The current principle won't be good enough. We need a completely new tech to put VR into sunglasses for it to become mainstream IMO. When Oculus kicked off, it was the time when tech had gotten smaller and easier (and cheaper) to use, and so VR was suddenly viable. But now with years of real-world experience, it turns out there are a lot of barriers no-one had anticipated at that revolution. An evolution of this present evolutionary dead-end won't cut it IMO. It needs something as new and disruptive as the first Oculus.
Ya know, I dont think the
tech barriers were really unforeseen. I think there were fairly realistic ideas about what needed to be done to achieve progress here. It's probably taking a bit longer than initially expected, but I think in the ten years since the Oculus DK2(which I consider the first properly thought through VR headset made by a company with any kind of real money), few of those earlier pioneers working at Oculus and Valve and whatnot would be totally shocked by today's hardware and any supposed lack of progress.
I expect some might have preferred to see a slightly different direction, like stripping out all the hardware required for standalone VR to focus on making the smallest and lightest headset possible. But at the same time, many also
did think standalone VR would be the future quite early on. And knew that making it affordable would be key, which would mean compromises.

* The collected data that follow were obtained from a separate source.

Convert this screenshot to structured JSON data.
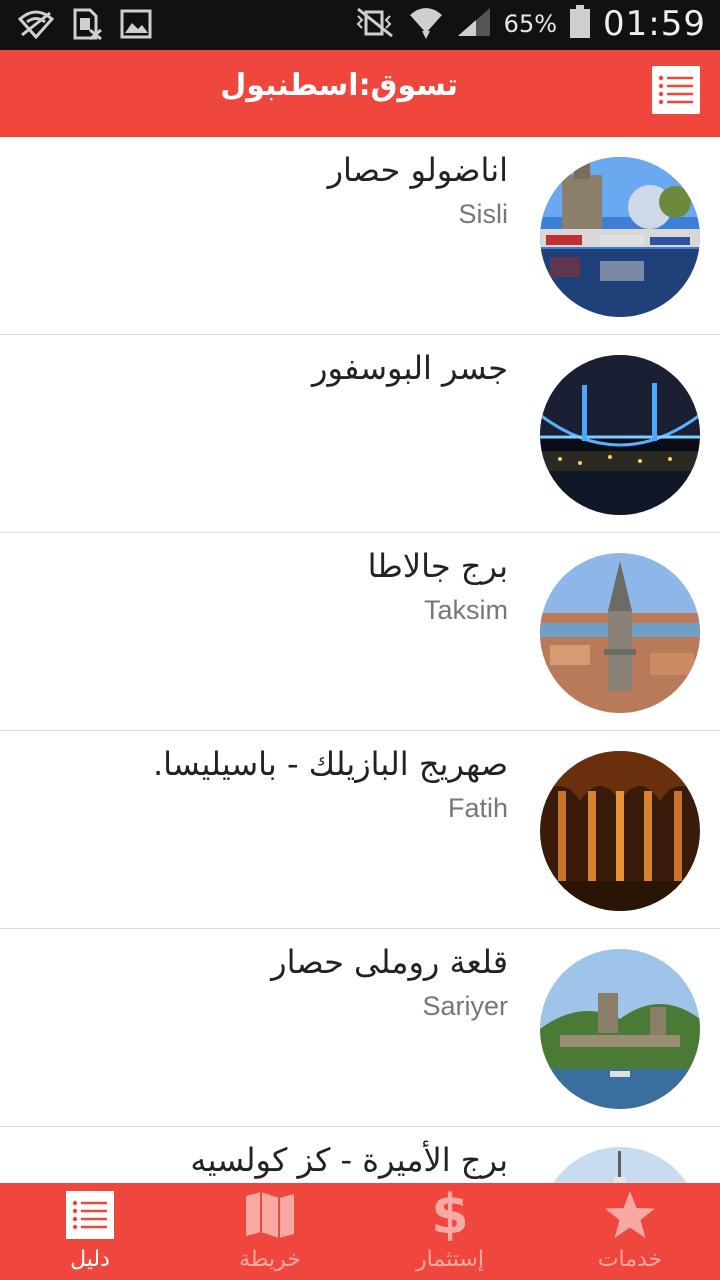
{
  "status_bar": {
    "battery_percent": "65%",
    "time": "01:59"
  },
  "app_bar": {
    "title": "تسوق:اسطنبول",
    "menu_icon": "list-icon"
  },
  "places": [
    {
      "title": "اناضولو حصار",
      "district": "Sisli"
    },
    {
      "title": "جسر البوسفور",
      "district": ""
    },
    {
      "title": "برج جالاطا",
      "district": "Taksim"
    },
    {
      "title": "صهريج البازيلك - باسيليسا.",
      "district": "Fatih"
    },
    {
      "title": "قلعة روملى حصار",
      "district": "Sariyer"
    },
    {
      "title": "برج الأميرة - كز كولسيه",
      "district": ""
    }
  ],
  "bottom_nav": {
    "items": [
      {
        "label": "دليل",
        "icon": "list-icon",
        "active": true
      },
      {
        "label": "خريطة",
        "icon": "map-icon",
        "active": false
      },
      {
        "label": "إستثمار",
        "icon": "dollar-icon",
        "active": false
      },
      {
        "label": "خدمات",
        "icon": "star-icon",
        "active": false
      }
    ]
  },
  "colors": {
    "accent": "#ef463d",
    "status_bar": "#111111",
    "nav_inactive": "#f7aaa4"
  }
}
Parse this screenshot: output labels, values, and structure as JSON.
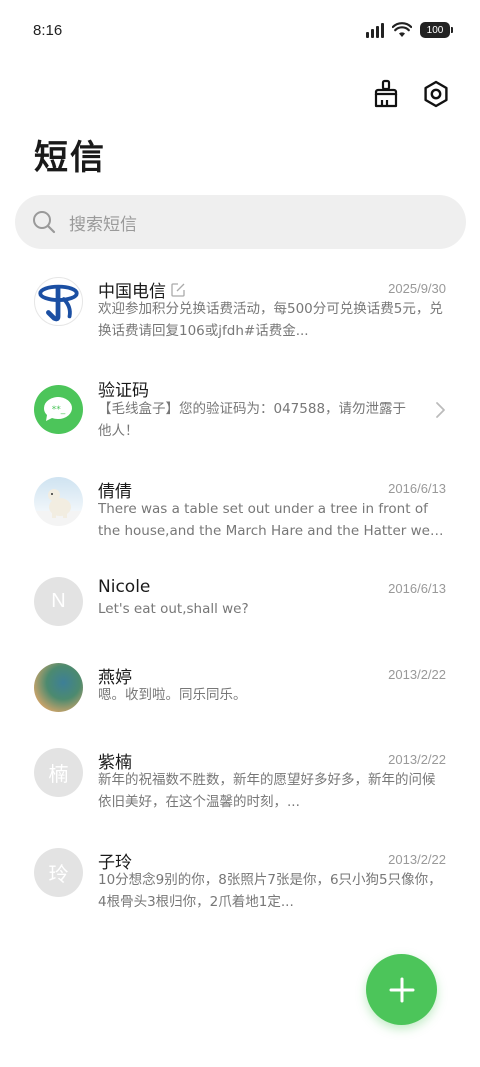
{
  "status_bar": {
    "time": "8:16",
    "battery": "100"
  },
  "header": {
    "title": "短信",
    "clean_icon": "broom-icon",
    "settings_icon": "gear-icon"
  },
  "search": {
    "placeholder": "搜索短信"
  },
  "conversations": [
    {
      "name": "中国电信",
      "date": "2025/9/30",
      "preview": "欢迎参加积分兑换话费活动，每500分可兑换话费5元，兑换话费请回复106或jfdh#话费金...",
      "avatar": "china-telecom-logo",
      "has_edit_badge": true
    },
    {
      "name": "验证码",
      "date": "",
      "preview": "【毛线盒子】您的验证码为：047588，请勿泄露于他人！",
      "avatar": "verification-code-icon",
      "has_chevron": true
    },
    {
      "name": "倩倩",
      "date": "2016/6/13",
      "preview": "There was a table set out under a tree in front of the house,and the March Hare and the Hatter were havin ...",
      "avatar": "polar-bear-photo"
    },
    {
      "name": "Nicole",
      "date": "2016/6/13",
      "preview": "Let's eat out,shall we?",
      "avatar_initial": "N"
    },
    {
      "name": "燕婷",
      "date": "2013/2/22",
      "preview": "嗯。收到啦。同乐同乐。",
      "avatar": "landscape-photo"
    },
    {
      "name": "紫楠",
      "date": "2013/2/22",
      "preview": "新年的祝福数不胜数，新年的愿望好多好多，新年的问候依旧美好，在这个温馨的时刻，...",
      "avatar_initial": "楠"
    },
    {
      "name": "子玲",
      "date": "2013/2/22",
      "preview": "10分想念9别的你，8张照片7张是你，6只小狗5只像你，4根骨头3根归你，2爪着地1定...",
      "avatar_initial": "玲"
    }
  ],
  "fab": {
    "icon": "plus-icon",
    "color": "#4cc55a"
  }
}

Honestly, I dont think there's any sort of tech revolution that's going to change this. I think VR is fundamentally going to be limited by the opportunity cost of game developers having to decide whether to make a traditional game or a VR game, and the fact that the answer to this is pretty much a no-brainer in almost every situation, especially for any larger developer/publisher. This 'chicken or the egg' problem VR has had from the beginning seems to something quite insurmountable. Should somebody release a headset next year with 4k per eye, 150 degree FoV, the size and weight of some basic goggles and all for $200, this calculus still doesn't really change.
I think that aspect is probably what was most 'unforeseen' and what everybody got wrong in terms of their predictions of VR's potential. Just the completely basic financial reality of VR game development.
Now, AR could be a different story. I still think AR is gonna be a genuinely mainstream thing at some point in humanity's future, whether it be 20 years or 50 years or whatever.